We've only have one concrete example to relate to these abstract concepts.
I encourage you to revisit this again after we see more examples and we will
see many more examples. Something that all of the forthcoming
examples should make clear is the power and flexibility of a dynamic programming
paradigm. This is really just a technique that you
have got to know. Now when you're trying to devise your own
dynamic programming algorithms, the key, the heart of the matter is to figure out
what the right sub problems are. If you nail the sub problems usually
everything else falls into place in a fairly formulaic way.
Now if you've got a black belt in dynamic programming you might be able to just
stare at a problem. And intuitively know what the right
collection of subproblems are. And then, boom, you're off to the races.
But, of course, you know? For white belts in dynamic programming,
there's still a lot of training to be done.
So rather, in the forthcoming examples. Rather than just plucking the subproblems
from the sky. We're going to go through the same kind
of process that we did for independent sets.
And try to figure out how you would ever come up with these subproblems in the
first place? By reasoning about the structure of
optimal solutions. That's a process you should be able to
mimic in your own attempts at applying this paradigm to problems that come up in
your own projects. So, perhaps you were hoping that once you
saw the ingredients of dynamic programming, all would become clearer why
on earth it's called dynamic programming and probably it's not.

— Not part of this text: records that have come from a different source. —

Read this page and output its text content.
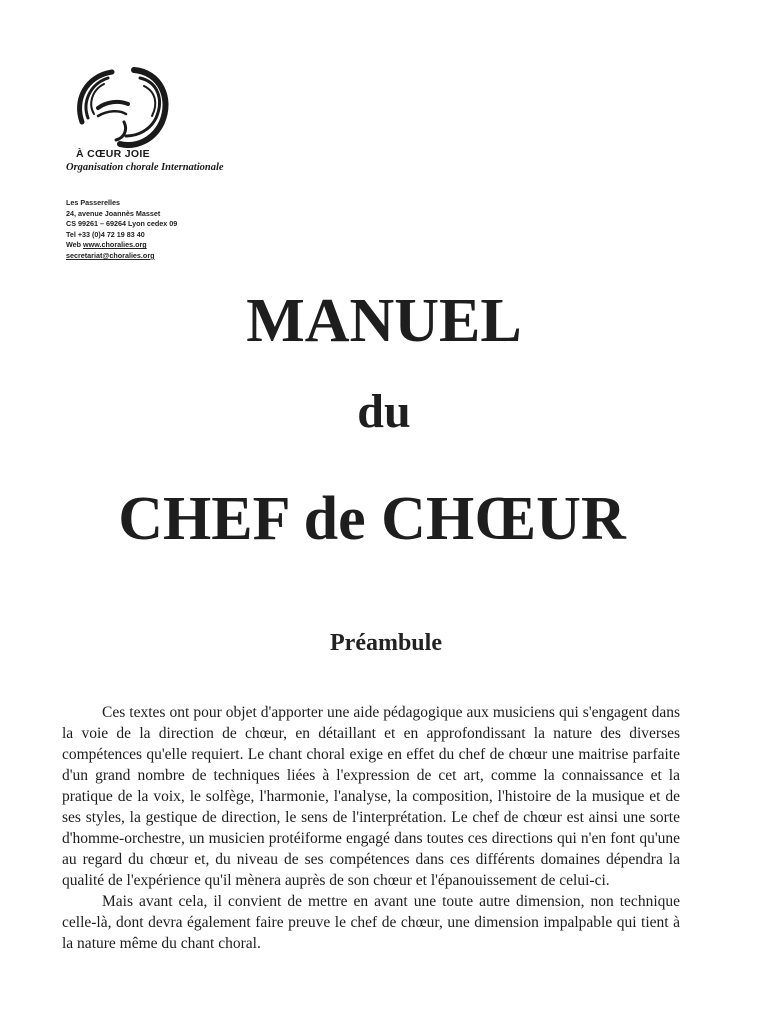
À CŒUR JOIE
Organisation chorale Internationale
Les Passerelles
24, avenue Joannès Masset
CS 99261 – 69264 Lyon cedex 09
Tel +33 (0)4 72 19 83 40
Web www.choralies.org
secretariat@choralies.org
MANUEL
du
CHEF de CHŒUR
Préambule

Ces textes ont pour objet d'apporter une aide pédagogique aux musiciens qui s'engagent dans la voie de la direction de chœur, en détaillant et en approfondissant la nature des diverses compétences qu'elle requiert. Le chant choral exige en effet du chef de chœur une maitrise parfaite d'un grand nombre de techniques liées à l'expression de cet art, comme la connaissance et la pratique de la voix, le solfège, l'harmonie, l'analyse, la composition, l'histoire de la musique et de ses styles, la gestique de direction, le sens de l'interprétation. Le chef de chœur est ainsi une sorte d'homme-orchestre, un musicien protéiforme engagé dans toutes ces directions qui n'en font qu'une au regard du chœur et, du niveau de ses compétences dans ces différents domaines dépendra la qualité de l'expérience qu'il mènera auprès de son chœur et l'épanouissement de celui-ci.

Mais avant cela, il convient de mettre en avant une toute autre dimension, non technique celle-là, dont devra également faire preuve le chef de chœur, une dimension impalpable qui tient à la nature même du chant choral.
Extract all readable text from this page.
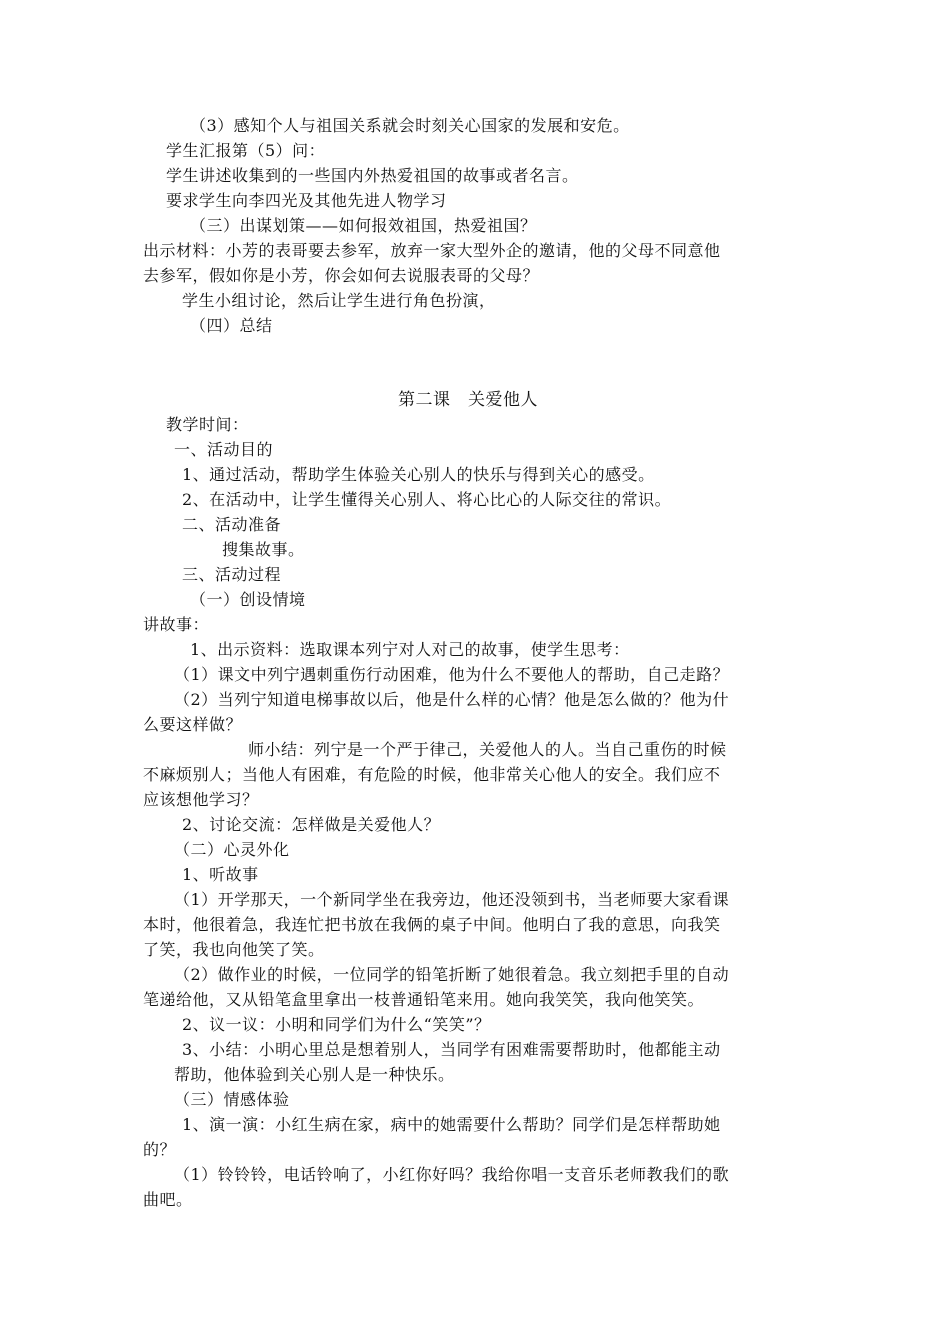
（3）感知个人与祖国关系就会时刻关心国家的发展和安危。
学生汇报第（5）问：
学生讲述收集到的一些国内外热爱祖国的故事或者名言。
要求学生向李四光及其他先进人物学习
（三）出谋划策——如何报效祖国，热爱祖国？
出示材料：小芳的表哥要去参军，放弃一家大型外企的邀请，他的父母不同意他
去参军，假如你是小芳，你会如何去说服表哥的父母？
学生小组讨论，然后让学生进行角色扮演，
（四）总结
第二课　关爱他人
教学时间：
一、活动目的
1、通过活动，帮助学生体验关心别人的快乐与得到关心的感受。
2、在活动中，让学生懂得关心别人、将心比心的人际交往的常识。
二、活动准备
搜集故事。
三、活动过程
（一）创设情境
讲故事：
1、出示资料：选取课本列宁对人对己的故事，使学生思考：
（1）课文中列宁遇刺重伤行动困难，他为什么不要他人的帮助，自己走路？
（2）当列宁知道电梯事故以后，他是什么样的心情？他是怎么做的？他为什
么要这样做？
师小结：列宁是一个严于律己，关爱他人的人。当自己重伤的时候
不麻烦别人；当他人有困难，有危险的时候，他非常关心他人的安全。我们应不
应该想他学习？
2、讨论交流：怎样做是关爱他人？
（二）心灵外化
1、听故事
（1）开学那天，一个新同学坐在我旁边，他还没领到书，当老师要大家看课
本时，他很着急，我连忙把书放在我俩的桌子中间。他明白了我的意思，向我笑
了笑，我也向他笑了笑。
（2）做作业的时候，一位同学的铅笔折断了她很着急。我立刻把手里的自动
笔递给他，又从铅笔盒里拿出一枝普通铅笔来用。她向我笑笑，我向他笑笑。
2、议一议：小明和同学们为什么“笑笑”？
3、小结：小明心里总是想着别人，当同学有困难需要帮助时，他都能主动
帮助，他体验到关心别人是一种快乐。
（三）情感体验
1、演一演：小红生病在家，病中的她需要什么帮助？同学们是怎样帮助她
的？
（1）铃铃铃，电话铃响了，小红你好吗？我给你唱一支音乐老师教我们的歌
曲吧。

So, this is an anachronistic use of the word
programming. It doesn't mean coding in the way I'm
sure almost all of you think of it. It's the same anachronism in phrases like
mathematical or linear programming. It more refers to a planning process, but
you know for the full story let's go ahead and turn to Richard Bellman
himself. He's more or less the inventor of dynamic
programming, you will see his Bellman-Ford Algorithm a little bit later
in the course. So he answers this question in his
autobiography and he's says, he talks about when he invented it in the 1950's
and he says those were not good years for mathematical research.
He was working at a place called Rand, he says we had a very interesting gentleman
in Washington named Wilson who was the Secretary of Defense.
And he actually had a pathological fear and hatred of the word research.
I'm not using the term lightly. I'm using it precisely.
His face would suffuse, he would turn red, and he would get violent if people
used the term research in his presence. You can imagine how we felt then about
the term mathematical. So the Rand Corporation was employed by
the Air Force, and the Air Force had Wilson as its boss, essentially.
Hence, I felt I had to do something to shield Wilson and the Air Force from the
fact that I was really doing mathematics inside the Rand Corporation.
What title, what name could I choose? In the first place I was interested in
planning and decision making, but planning, it's not a good word for
various reasons. I decided therefore to use the word,
Programming. Dynamic has a very interesting property
as an adjective, in that it's poss, impossible to use the word dynamic in a
pejorative sense. Try thinking of some combination that
will possibly give it a pejorative meaning.
It's impossible. Thus I thought dynamic programming was a
good name. It was something not even a congressman
could object to so I used it as an umbrella for my activities.